こんなこと繰り返してたら終わるもんも終わらない。
「…いい加減に…いい加減にしてよクソ野郎!!」
そう泣き声混じりの割れるような叫びを上げたのは久遠さん。
ぎりっと歯を食いしばり、成川に向かって走る。
「久遠さん!」
そのまま成川に飛びかかった。渡辺の肉片に滑って揉み合って倒れる2人。
成川の髪の毛を掴んでがむしゃらに暴れる久遠さん。
「返してよ!!みんなを返して!兄さんを返してっ!」
「ちょっ…痛いっ!転校生のくせにっ…一丁前にクラスメイト面すんなよっ!」
東坡の時よりも成川が押されてる。
久遠さん…
「…転校生でも久遠愛菜は私達のクラスメイトだから!」
そう言ったのは山野だった。
そして久遠さんに加勢する。同じように成川に飛びかかる。
「返して…っ!枕崎も柳谷もっ…みんな返して!!」
「返してよぉ!!兄さんを…っ!私達の学校生活…返してよ馬鹿野郎!!」
「くそっ…女のくせに…っ」
久遠さんが起動装置を持った成川の腕に噛み付いた。
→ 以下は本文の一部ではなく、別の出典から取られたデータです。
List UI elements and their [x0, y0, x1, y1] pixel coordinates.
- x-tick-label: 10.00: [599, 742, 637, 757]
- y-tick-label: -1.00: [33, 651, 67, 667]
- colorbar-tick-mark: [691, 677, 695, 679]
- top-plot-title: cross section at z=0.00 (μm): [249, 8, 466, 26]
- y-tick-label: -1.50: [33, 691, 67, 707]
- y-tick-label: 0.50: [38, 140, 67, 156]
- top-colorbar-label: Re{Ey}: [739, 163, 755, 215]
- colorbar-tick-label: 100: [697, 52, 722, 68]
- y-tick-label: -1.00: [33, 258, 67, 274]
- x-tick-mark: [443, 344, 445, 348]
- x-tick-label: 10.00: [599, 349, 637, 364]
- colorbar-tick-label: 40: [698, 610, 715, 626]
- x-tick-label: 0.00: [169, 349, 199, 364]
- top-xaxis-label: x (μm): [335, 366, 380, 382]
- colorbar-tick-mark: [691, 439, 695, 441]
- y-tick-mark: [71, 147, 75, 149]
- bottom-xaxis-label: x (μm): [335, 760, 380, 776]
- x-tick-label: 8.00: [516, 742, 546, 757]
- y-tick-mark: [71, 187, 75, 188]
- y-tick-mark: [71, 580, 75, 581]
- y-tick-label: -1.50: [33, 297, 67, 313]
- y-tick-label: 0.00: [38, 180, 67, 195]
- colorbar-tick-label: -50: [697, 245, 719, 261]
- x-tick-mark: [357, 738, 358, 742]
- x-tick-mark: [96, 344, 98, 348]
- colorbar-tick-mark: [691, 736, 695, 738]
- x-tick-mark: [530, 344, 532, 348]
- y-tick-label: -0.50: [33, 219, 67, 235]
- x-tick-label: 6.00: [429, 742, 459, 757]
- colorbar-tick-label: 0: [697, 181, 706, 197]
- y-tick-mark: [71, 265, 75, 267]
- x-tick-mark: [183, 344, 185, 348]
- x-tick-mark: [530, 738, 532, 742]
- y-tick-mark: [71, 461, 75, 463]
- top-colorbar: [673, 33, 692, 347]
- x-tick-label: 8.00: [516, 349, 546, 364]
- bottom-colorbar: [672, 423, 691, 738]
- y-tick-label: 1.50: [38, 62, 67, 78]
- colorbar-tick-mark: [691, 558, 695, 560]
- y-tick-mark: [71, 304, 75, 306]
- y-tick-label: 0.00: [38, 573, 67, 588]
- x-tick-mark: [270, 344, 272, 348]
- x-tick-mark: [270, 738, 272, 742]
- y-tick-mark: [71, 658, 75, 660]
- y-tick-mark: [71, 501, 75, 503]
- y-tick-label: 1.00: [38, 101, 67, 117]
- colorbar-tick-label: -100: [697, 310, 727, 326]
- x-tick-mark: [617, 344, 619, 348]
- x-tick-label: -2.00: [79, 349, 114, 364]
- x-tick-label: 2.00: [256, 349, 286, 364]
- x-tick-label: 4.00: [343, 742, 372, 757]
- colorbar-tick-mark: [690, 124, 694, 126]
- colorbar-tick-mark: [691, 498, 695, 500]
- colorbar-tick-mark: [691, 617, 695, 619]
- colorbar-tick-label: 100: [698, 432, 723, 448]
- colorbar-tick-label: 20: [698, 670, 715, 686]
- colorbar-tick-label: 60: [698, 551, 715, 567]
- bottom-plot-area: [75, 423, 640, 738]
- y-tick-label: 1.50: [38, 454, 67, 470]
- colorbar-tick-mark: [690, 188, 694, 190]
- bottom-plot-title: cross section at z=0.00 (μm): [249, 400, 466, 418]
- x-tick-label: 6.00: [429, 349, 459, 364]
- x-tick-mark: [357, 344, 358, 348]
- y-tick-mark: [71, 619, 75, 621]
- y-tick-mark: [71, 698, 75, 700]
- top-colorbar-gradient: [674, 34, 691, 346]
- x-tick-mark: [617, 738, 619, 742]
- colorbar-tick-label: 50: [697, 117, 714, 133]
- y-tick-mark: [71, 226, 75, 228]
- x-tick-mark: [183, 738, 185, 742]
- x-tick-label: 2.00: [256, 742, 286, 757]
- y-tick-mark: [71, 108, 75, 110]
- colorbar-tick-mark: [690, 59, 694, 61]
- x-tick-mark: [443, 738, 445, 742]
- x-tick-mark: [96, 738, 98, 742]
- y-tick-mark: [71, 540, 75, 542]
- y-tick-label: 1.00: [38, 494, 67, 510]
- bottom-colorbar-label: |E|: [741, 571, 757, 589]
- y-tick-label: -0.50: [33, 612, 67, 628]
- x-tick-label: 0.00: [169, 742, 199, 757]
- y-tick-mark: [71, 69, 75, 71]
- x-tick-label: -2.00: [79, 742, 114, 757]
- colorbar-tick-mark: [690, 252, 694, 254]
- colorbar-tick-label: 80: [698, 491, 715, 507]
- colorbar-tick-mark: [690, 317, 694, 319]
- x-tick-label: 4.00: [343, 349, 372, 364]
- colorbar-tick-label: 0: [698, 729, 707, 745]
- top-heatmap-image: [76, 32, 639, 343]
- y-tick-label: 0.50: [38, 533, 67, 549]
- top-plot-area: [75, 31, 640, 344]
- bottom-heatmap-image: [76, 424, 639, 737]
山野がその手から起動装置を奪おうとする。
しかし成川も離さない。
「…山野…久遠……っ」
東坡がお腹を抑えて足を引き摺りながら2人に近づく。
これは僕も加勢したほうがいい感じかな。
あまりにすごい光景をただただ傍観している僕。
「凡人は引っ込んでろよっっ!!」
成川がドスの効いた怒鳴り声を上げる。
そして山野のお腹を思い切り蹴り飛ばした。
どれだけの力で蹴られたのか、山野は後ろに吹っ飛び東坡にぶつかり、そのまま2人で倒れる。
「テメェもだ!クソアマッ!」
噛みつかれた腕を振り飛ばす。久遠さんはガシャンと机に突っ込む。
想像よりはるかに強い成川…
頑なに機動装置から手を離そうとしない。
ぜぇぜぇと肩で息をしながら乱れた髪を再びかきあげる。
「クソクソクソッ!邪魔クサイッ!みんな死ね!!」
ピロン!
ーー
本日の内容。
実行してください。
『今
教室で
誰かが
死んだ』
ーー
!
「成川!」
成川は起動装置をしまい、教室を駆け出た。